BALICITIZEN

Ikuti perkembangan terkini Indonesia di lapangan dengan berita berbasis fakta PosPapusa, cuplikan video eksklusif, foto, dan peta terbaru.

Peninggalan Kolonial Kakek Stoop

Peninggalan Kolonial Kakek Stoop

Melle mampu merekonstruksi lobi ini melalui penelitian arsip. Namun dia memberi tahu kerabatnya bahwa banyak fakta yang sudah diketahui. Mereka hanya ada di biografi Stoop oleh Jett. Anehnya, tidak ada seorang pun di keluarga yang pernah percaya pada fakta-fakta ini – bahkan saya pun tidak. Ambil Steenkolen Maatschappij Oost-Borneo (SMOB), sebuah perusahaan di mana Stoop menjadi direktur pengawas. Pada dasawarsa terakhir abad ke-19, perusahaan ini mengirimkan buruh kontrak Jawa dan Cina ke Kalimantan dalam skala besar untuk bekerja keras di pertambangan. Mereka terbukti tidak mampu menahan iklim yang keras dan nyamuk – dan mati secara massal karena malaria. “Pada tahun 1894,” tulis Jett, “sepertiga dari angkatan kerja meninggal.”

ketiga! Tragedi kemanusiaan yang luar biasa. Namun, manajer SMOB, termasuk Stoop, tampaknya melihat pekerja kontrak yang tumbang terutama sebagai ketidaknyamanan. “Karena kuli angkut menerima uang tunai saat memasuki layanan dan tol mereka juga dibayarkan, bersama-sama sekitar 150 NLG, ini berarti kerugian besar bagi komunitas beberapa ratus preman,” tulis Jet.

Saat ini penonton sudah duduk diam mendengarkan Melle. Tidak ada pertanyaan, tidak ada interupsi. Saya sendiri mulai merasa gambar yang dilukis Mel agak tidak nyaman. Bowing sama sekali tidak tampil sebagai pengusaha cerita keluarga yang simpatik dan suka membantu. Apakah ada kompensasi, semacam dalih, berupa ide-ide progresif tentang Hindia Belanda? Bukti pernyataan bahwa Staub “di pihak yang benar” dalam debat kolonial, seperti saudara iparnya Quinn van Deventer?
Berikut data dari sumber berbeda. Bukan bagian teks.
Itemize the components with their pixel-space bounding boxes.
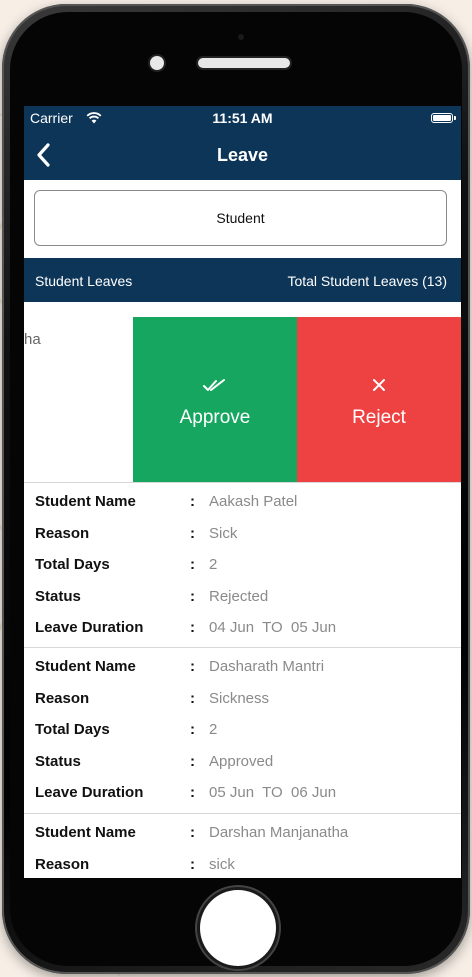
total-days-value: 2	[209, 721, 218, 738]
close-icon	[373, 379, 385, 391]
colon: :	[190, 690, 195, 707]
leave-record[interactable]: Student Name : Dasharath Mantri Reason :…	[24, 647, 461, 813]
total-days-label: Total Days	[35, 556, 110, 573]
leave-type-selector[interactable]: Student	[34, 190, 447, 246]
reason-value: sick	[209, 856, 235, 873]
colon: :	[190, 556, 195, 573]
record-line-total-days: Total Days : 2	[35, 556, 455, 580]
status-label: Status	[35, 753, 81, 770]
earpiece-speaker	[198, 58, 290, 68]
double-check-icon	[203, 379, 225, 391]
leave-record[interactable]: Student Name : Aakash Patel Reason : Sic…	[24, 482, 461, 647]
total-days-value: 2	[209, 556, 218, 573]
record-line-reason: Reason : sick	[35, 856, 455, 878]
reason-label: Reason	[35, 525, 90, 542]
home-button[interactable]	[200, 890, 276, 966]
approve-button[interactable]: Approve	[133, 317, 297, 482]
reject-button[interactable]: Reject	[297, 317, 461, 482]
swiped-leave-row[interactable]: ha Approve Reject	[24, 317, 461, 482]
leave-record[interactable]: Student Name : Darshan Manjanatha Reason…	[24, 813, 461, 878]
colon: :	[190, 588, 195, 605]
student-name-value: Aakash Patel	[209, 493, 298, 510]
reason-label: Reason	[35, 856, 90, 873]
reason-value: Sickness	[209, 690, 270, 707]
status-value: Approved	[209, 753, 274, 770]
front-camera	[150, 56, 164, 70]
reject-label: Reject	[352, 407, 406, 428]
section-header: Student Leaves Total Student Leaves (13)	[24, 258, 461, 302]
status-label: Status	[35, 588, 81, 605]
colon: :	[190, 493, 195, 510]
colon: :	[190, 619, 195, 636]
colon: :	[190, 784, 195, 801]
colon: :	[190, 525, 195, 542]
record-line-status: Status : Approved	[35, 753, 455, 777]
total-leaves-count: Total Student Leaves (13)	[287, 273, 447, 289]
status-bar: Carrier 11:51 AM	[24, 106, 461, 130]
reason-label: Reason	[35, 690, 90, 707]
student-name-value: Dasharath Mantri	[209, 658, 325, 675]
status-value: Rejected	[209, 588, 269, 605]
record-line-total-days: Total Days : 2	[35, 721, 455, 745]
record-line-leave-duration: Leave Duration : 04 Jun TO 05 Jun	[35, 619, 455, 643]
status-time: 11:51 AM	[212, 110, 273, 126]
navigation-bar: Leave	[24, 130, 461, 180]
reason-value: Sick	[209, 525, 238, 542]
total-days-label: Total Days	[35, 721, 110, 738]
colon: :	[190, 721, 195, 738]
student-leaves-label: Student Leaves	[35, 273, 133, 289]
record-line-student-name: Student Name : Dasharath Mantri	[35, 658, 455, 682]
record-line-status: Status : Rejected	[35, 588, 455, 612]
colon: :	[190, 824, 195, 841]
leave-duration-value: 04 Jun TO 05 Jun	[209, 619, 337, 636]
student-name-label: Student Name	[35, 658, 136, 675]
student-name-label: Student Name	[35, 824, 136, 841]
app-screen: Carrier 11:51 AM Leave Student Student L…	[24, 106, 461, 878]
record-line-student-name: Student Name : Aakash Patel	[35, 493, 455, 517]
record-line-reason: Reason : Sickness	[35, 690, 455, 714]
leave-duration-label: Leave Duration	[35, 784, 144, 801]
colon: :	[190, 753, 195, 770]
page-title: Leave	[216, 145, 269, 165]
battery-icon	[431, 113, 456, 123]
student-name-label: Student Name	[35, 493, 136, 510]
record-line-leave-duration: Leave Duration : 05 Jun TO 06 Jun	[35, 784, 455, 808]
student-name-value: Darshan Manjanatha	[209, 824, 349, 841]
approve-label: Approve	[179, 407, 251, 428]
peek-text: ha	[24, 331, 41, 348]
record-line-student-name: Student Name : Darshan Manjanatha	[35, 824, 455, 848]
record-line-reason: Reason : Sick	[35, 525, 455, 549]
colon: :	[190, 658, 195, 675]
leave-duration-value: 05 Jun TO 06 Jun	[209, 784, 337, 801]
proximity-sensor	[238, 34, 244, 40]
leave-duration-label: Leave Duration	[35, 619, 144, 636]
colon: :	[190, 856, 195, 873]
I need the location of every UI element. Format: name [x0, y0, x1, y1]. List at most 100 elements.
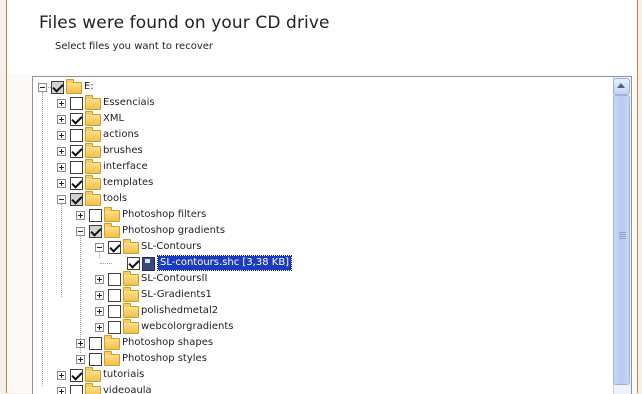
- tree-line: [80, 228, 81, 353]
- tree-line: [61, 197, 62, 297]
- expand-toggle[interactable]: [76, 339, 85, 348]
- tree-label: Photoshop gradients: [122, 225, 226, 236]
- tree-row[interactable]: SL-ContoursII: [94, 271, 394, 288]
- folder-icon: [85, 143, 101, 158]
- tree-checkbox[interactable]: [89, 353, 102, 366]
- folder-icon: [123, 271, 139, 286]
- tree-checkbox[interactable]: [70, 193, 83, 206]
- tree-checkbox[interactable]: [108, 241, 121, 254]
- tree-checkbox[interactable]: [89, 209, 102, 222]
- tree-row[interactable]: tutoriais: [56, 367, 356, 384]
- expand-toggle[interactable]: [95, 291, 104, 300]
- file-name: SL-contours.shc: [160, 257, 240, 268]
- expand-toggle[interactable]: [76, 211, 85, 220]
- page-title: Files were found on your CD drive: [39, 13, 330, 33]
- tree-checkbox[interactable]: [70, 113, 83, 126]
- tree-checkbox[interactable]: [70, 177, 83, 190]
- expand-toggle[interactable]: [57, 131, 66, 140]
- tree-checkbox[interactable]: [51, 81, 64, 94]
- folder-icon: [85, 367, 101, 382]
- file-tree-panel[interactable]: E: Essenciais XML actions brushes interf…: [32, 76, 632, 394]
- expand-toggle[interactable]: [57, 163, 66, 172]
- tree-checkbox[interactable]: [70, 129, 83, 142]
- tree-checkbox[interactable]: [70, 97, 83, 110]
- header: Files were found on your CD drive Select…: [7, 0, 637, 74]
- tree-checkbox[interactable]: [108, 289, 121, 302]
- folder-icon: [104, 223, 120, 238]
- tree-label: SL-Gradients1: [141, 289, 212, 300]
- tree-label-selected: SL-contours.shc [3,38 KB]: [156, 255, 293, 271]
- folder-icon: [104, 207, 120, 222]
- tree-row-file[interactable]: SL-contours.shc [3,38 KB]: [100, 255, 373, 272]
- vertical-scrollbar[interactable]: [613, 77, 631, 394]
- folder-icon: [123, 319, 139, 334]
- tree-row[interactable]: tools: [56, 191, 356, 208]
- tree-label: brushes: [103, 145, 143, 156]
- tree-checkbox[interactable]: [70, 145, 83, 158]
- expand-toggle[interactable]: [95, 323, 104, 332]
- tree-label: polishedmetal2: [141, 305, 219, 316]
- tree-label: actions: [103, 129, 139, 140]
- folder-icon: [123, 303, 139, 318]
- tree-checkbox[interactable]: [70, 161, 83, 174]
- tree-label: tutoriais: [103, 369, 145, 380]
- expand-toggle[interactable]: [57, 179, 66, 188]
- folder-icon: [123, 239, 139, 254]
- collapse-toggle[interactable]: [38, 83, 47, 92]
- folder-icon: [85, 95, 101, 110]
- folder-icon: [85, 111, 101, 126]
- collapse-toggle[interactable]: [76, 227, 85, 236]
- expand-toggle[interactable]: [95, 275, 104, 284]
- expand-toggle[interactable]: [76, 355, 85, 364]
- expand-toggle[interactable]: [57, 99, 66, 108]
- tree-checkbox[interactable]: [89, 225, 102, 238]
- expand-toggle[interactable]: [57, 147, 66, 156]
- tree-row[interactable]: SL-Gradients1: [94, 287, 394, 304]
- folder-icon: [85, 127, 101, 142]
- tree-row[interactable]: SL-Contours: [94, 239, 394, 256]
- expand-toggle[interactable]: [95, 307, 104, 316]
- collapse-toggle[interactable]: [95, 243, 104, 252]
- tree-row[interactable]: interface: [56, 159, 356, 176]
- tree-row[interactable]: Photoshop shapes: [75, 335, 375, 352]
- folder-icon: [85, 175, 101, 190]
- tree-checkbox[interactable]: [108, 273, 121, 286]
- tree-row[interactable]: polishedmetal2: [94, 303, 394, 320]
- folder-icon: [104, 351, 120, 366]
- folder-icon: [123, 287, 139, 302]
- tree-row[interactable]: actions: [56, 127, 356, 144]
- tree-row[interactable]: webcolorgradients: [94, 319, 394, 336]
- tree-row[interactable]: Photoshop filters: [75, 207, 375, 224]
- tree-checkbox[interactable]: [127, 257, 140, 270]
- tree-row[interactable]: Photoshop gradients: [75, 223, 375, 240]
- tree-row[interactable]: templates: [56, 175, 356, 192]
- tree-label: templates: [103, 177, 154, 188]
- collapse-toggle[interactable]: [57, 195, 66, 204]
- tree-checkbox[interactable]: [70, 369, 83, 382]
- tree-label: XML: [103, 113, 125, 124]
- tree-row[interactable]: Photoshop styles: [75, 351, 375, 368]
- folder-icon: [104, 335, 120, 350]
- folder-icon: [66, 79, 82, 94]
- file-size: [3,38 KB]: [242, 257, 290, 268]
- tree-label: Essenciais: [103, 97, 155, 108]
- tree-checkbox[interactable]: [108, 321, 121, 334]
- tree-row[interactable]: XML: [56, 111, 356, 128]
- folder-icon: [85, 159, 101, 174]
- expand-toggle[interactable]: [57, 115, 66, 124]
- tree-label: SL-Contours: [141, 241, 202, 252]
- tree-label: webcolorgradients: [141, 321, 234, 332]
- scroll-up-arrow-icon[interactable]: [613, 78, 630, 95]
- scroll-thumb[interactable]: [613, 95, 630, 385]
- tree-row-root[interactable]: E:: [37, 79, 337, 96]
- tree-label: E:: [84, 81, 94, 92]
- tree-checkbox[interactable]: [108, 305, 121, 318]
- grip-icon: [619, 232, 626, 233]
- tree-label: interface: [103, 161, 148, 172]
- tree-row[interactable]: Essenciais: [56, 95, 356, 112]
- tree-row[interactable]: brushes: [56, 143, 356, 160]
- expand-toggle[interactable]: [57, 371, 66, 380]
- tree-line: [42, 92, 43, 386]
- tree-checkbox[interactable]: [89, 337, 102, 350]
- folder-icon: [85, 191, 101, 206]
Millie juga memiliki pesan yang keras di sini. Dia mencari secara ekstensif, tetapi tidak ada dalam surat atau buku harian Stoppe yang berisi pendapat tentang Hindia yang dapat ditemukan. Apa yang keluarga anggap benar selama beberapa dekade ternyata tidak berdasar. Memang, kata Melly kepada hadirin, dalam tulisannya, Staub kerap berbicara merendahkan orang Aborigin. Dia berbicara tentang “kemalasan orang Jawa”. Ketika dia menandatangani kontrak dengan penduduk a Disa (Desa) Untuk melepaskan hak istimewa pengeboran, dia mencemooh dalam sebuah surat: “Mundur bukanlah kejadian langka di antara penduduk asli Jawa.”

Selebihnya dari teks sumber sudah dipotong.